Would you pay a lot of money to see a scientist do experiments? Probably not. Now if it were a magician, that might be a different story. Magicians awe people. They do things that seem impossible. Their tricks defy any explanation and as hard as the audience tries to figure out how they work, they often cannot. For many, science works in the same way. They see the strange and the unexpected, and when they can't explain it, they assume that science is magic. But there is one big difference between science and magic. That difference is what makes science something everyone can do, while magic is usually left to the professionals.
What is this one difference between the two disciplines? A scientist wants to know why things work the way they do. And so does a magician. The difference is that a scientist wants others to know, also.
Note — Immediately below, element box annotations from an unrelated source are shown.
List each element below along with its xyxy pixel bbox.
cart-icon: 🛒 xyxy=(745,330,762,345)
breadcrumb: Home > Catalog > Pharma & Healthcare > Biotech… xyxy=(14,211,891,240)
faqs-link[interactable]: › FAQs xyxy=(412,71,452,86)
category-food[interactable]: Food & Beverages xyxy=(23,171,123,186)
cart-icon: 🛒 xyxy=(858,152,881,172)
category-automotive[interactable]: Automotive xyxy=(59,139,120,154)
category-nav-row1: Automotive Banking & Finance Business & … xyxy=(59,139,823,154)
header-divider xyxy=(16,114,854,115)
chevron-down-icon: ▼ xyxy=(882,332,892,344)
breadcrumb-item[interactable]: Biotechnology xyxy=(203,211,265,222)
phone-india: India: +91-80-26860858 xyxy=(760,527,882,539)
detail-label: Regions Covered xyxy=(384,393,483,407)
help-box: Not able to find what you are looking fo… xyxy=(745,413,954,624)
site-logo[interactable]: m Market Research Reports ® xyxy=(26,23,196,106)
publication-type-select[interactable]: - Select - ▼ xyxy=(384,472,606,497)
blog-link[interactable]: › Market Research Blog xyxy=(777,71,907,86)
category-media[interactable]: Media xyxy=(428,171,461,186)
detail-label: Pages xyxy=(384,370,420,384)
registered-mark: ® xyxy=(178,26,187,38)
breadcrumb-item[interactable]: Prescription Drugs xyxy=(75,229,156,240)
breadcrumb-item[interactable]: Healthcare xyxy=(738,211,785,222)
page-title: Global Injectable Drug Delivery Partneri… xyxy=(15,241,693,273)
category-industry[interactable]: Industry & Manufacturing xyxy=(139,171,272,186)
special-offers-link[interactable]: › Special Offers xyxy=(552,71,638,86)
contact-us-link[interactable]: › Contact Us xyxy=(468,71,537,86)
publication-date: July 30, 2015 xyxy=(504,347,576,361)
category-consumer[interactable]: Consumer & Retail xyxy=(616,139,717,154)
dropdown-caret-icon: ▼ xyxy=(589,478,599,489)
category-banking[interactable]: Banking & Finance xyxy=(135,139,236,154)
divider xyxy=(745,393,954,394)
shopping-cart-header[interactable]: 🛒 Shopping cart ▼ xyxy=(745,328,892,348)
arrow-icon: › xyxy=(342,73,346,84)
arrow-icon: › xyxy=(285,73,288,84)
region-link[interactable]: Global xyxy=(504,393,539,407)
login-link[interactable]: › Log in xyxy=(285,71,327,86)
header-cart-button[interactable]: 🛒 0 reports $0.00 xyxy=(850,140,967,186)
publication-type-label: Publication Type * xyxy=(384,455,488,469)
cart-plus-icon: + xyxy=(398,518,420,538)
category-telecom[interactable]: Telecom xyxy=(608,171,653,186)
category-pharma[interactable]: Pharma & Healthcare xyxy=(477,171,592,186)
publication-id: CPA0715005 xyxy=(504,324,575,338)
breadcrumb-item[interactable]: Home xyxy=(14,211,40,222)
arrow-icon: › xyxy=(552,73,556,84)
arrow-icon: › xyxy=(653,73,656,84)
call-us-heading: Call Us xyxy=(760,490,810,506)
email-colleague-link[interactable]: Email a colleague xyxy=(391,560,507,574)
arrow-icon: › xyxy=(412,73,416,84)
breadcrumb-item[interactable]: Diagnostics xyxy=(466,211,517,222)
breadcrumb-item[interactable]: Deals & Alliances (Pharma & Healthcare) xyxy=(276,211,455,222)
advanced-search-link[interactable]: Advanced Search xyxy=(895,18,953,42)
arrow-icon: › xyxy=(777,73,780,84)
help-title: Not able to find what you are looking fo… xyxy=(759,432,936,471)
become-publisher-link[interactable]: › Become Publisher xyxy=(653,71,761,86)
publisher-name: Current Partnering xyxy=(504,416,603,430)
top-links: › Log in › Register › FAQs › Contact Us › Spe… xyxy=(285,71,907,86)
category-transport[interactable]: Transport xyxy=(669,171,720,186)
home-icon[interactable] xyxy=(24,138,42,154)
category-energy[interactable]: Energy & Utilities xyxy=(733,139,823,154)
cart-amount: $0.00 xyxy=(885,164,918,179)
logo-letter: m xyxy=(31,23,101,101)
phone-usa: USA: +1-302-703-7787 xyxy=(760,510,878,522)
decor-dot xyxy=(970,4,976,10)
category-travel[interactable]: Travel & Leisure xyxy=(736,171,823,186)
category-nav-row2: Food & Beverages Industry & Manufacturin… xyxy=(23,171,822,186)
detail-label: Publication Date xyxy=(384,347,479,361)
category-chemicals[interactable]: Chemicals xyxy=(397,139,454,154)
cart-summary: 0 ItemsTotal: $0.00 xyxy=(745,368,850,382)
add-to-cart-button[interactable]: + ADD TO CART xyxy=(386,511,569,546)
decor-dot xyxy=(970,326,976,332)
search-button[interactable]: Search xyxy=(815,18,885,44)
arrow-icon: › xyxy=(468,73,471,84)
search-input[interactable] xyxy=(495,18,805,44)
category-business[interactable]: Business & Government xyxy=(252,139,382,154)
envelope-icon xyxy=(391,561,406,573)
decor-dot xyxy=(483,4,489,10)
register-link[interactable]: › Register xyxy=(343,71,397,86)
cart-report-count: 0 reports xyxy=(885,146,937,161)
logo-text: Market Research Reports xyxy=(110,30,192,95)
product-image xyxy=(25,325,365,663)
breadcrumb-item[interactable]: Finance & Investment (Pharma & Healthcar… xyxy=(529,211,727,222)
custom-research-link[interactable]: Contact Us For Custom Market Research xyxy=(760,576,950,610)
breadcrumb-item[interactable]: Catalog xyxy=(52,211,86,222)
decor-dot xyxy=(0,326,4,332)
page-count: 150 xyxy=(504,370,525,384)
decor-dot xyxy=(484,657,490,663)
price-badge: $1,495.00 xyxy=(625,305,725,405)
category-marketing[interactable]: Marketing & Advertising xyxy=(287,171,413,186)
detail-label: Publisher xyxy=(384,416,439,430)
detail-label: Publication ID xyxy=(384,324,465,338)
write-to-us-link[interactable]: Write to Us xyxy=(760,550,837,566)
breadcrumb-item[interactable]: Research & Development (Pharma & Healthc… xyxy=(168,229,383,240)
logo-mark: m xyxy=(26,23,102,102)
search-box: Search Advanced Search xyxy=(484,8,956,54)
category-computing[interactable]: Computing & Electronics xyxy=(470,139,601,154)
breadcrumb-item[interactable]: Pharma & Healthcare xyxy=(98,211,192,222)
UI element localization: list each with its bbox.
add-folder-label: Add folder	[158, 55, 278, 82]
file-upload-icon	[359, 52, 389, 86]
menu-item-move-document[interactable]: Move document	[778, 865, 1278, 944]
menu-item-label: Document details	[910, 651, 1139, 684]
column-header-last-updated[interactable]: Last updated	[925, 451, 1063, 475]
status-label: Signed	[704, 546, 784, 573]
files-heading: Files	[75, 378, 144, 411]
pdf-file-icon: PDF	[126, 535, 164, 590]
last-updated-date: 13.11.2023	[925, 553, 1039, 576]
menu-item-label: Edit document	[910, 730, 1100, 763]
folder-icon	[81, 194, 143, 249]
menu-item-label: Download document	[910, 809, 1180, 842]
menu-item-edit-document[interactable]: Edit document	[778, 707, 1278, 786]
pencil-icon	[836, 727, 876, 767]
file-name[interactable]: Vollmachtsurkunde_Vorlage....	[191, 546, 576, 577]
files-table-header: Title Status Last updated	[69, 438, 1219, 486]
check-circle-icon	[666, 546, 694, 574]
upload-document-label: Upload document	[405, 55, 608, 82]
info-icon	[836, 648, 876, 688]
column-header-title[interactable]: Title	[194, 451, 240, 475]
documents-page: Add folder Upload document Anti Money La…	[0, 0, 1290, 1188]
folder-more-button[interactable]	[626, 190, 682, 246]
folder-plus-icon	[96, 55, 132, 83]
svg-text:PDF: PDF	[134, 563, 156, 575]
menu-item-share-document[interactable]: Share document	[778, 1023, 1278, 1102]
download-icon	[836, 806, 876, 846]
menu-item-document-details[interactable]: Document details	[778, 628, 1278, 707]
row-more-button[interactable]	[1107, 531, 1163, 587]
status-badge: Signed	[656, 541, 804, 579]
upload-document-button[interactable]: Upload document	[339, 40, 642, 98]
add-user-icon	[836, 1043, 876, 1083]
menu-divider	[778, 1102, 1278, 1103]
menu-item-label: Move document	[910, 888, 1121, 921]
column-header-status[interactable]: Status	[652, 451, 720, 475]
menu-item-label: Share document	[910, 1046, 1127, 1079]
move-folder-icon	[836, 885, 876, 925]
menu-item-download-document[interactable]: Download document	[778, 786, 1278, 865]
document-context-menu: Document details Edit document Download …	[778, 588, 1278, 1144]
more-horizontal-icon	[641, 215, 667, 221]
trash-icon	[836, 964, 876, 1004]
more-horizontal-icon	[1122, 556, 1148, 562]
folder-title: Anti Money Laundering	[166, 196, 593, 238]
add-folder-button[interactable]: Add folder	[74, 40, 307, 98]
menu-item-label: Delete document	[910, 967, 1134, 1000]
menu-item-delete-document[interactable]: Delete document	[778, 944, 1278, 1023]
As a result, when a scientist learns an answer to a question, he often writes a report, explaining what his original question was, what he did to test the question, and what the answer was.
Magicians never reveal their secrets. That is, magicians want you to believe that what they are doing is magic, that it cannot be explained in simple terms. Scientists, on the other hand, believe that everything has an explanation, and are happy to share that explanation with anyone who will listen.
In this book, you will be exploring a number of “magical” experiments. Many produce results that are unexpected, surprising, and initially unexplainable. But this is a science book, not a magic book. You will be shown the science behind the apparent magic, so that you can pass it along to others. You will also be challenged to take your newfound knowledge to a deeper level, by asking questions that will let you explore the concepts you are learning. At the end of each chapter, you will find an idea for a science-fair project, which is really just a more complete science experiment that you could perform over the course of a few days, weeks, or months.
As you begin, think about science as the search for explanations of common and not-so-common experiences. By the time you finish this book, you should clearly see the difference between the magic of a trained professional and the science you can do in your own home.
The experiments are organized into common themes. Each experiment is preceded by a question, which then leads to a process known as the Scientific Method. This process allows questions to lead to investigations, which lead to results, conclusions, and possibly, new questions.
The Scientific Method includes five important parts:
1. Ask a question about something that happens in the world around you.
2. Make up a possible explanation for this event. This is called a hypothesis.
3. Design an experiment to test your hypothesis.
4. Complete the experiment and record your results.
5. Analyze your results and use them to come to a conclusion about your hypothesis.
Scientists have been using this method for centuries to explore the magical and mysterious things they see around them. Now it's your turn—let the adventure begin!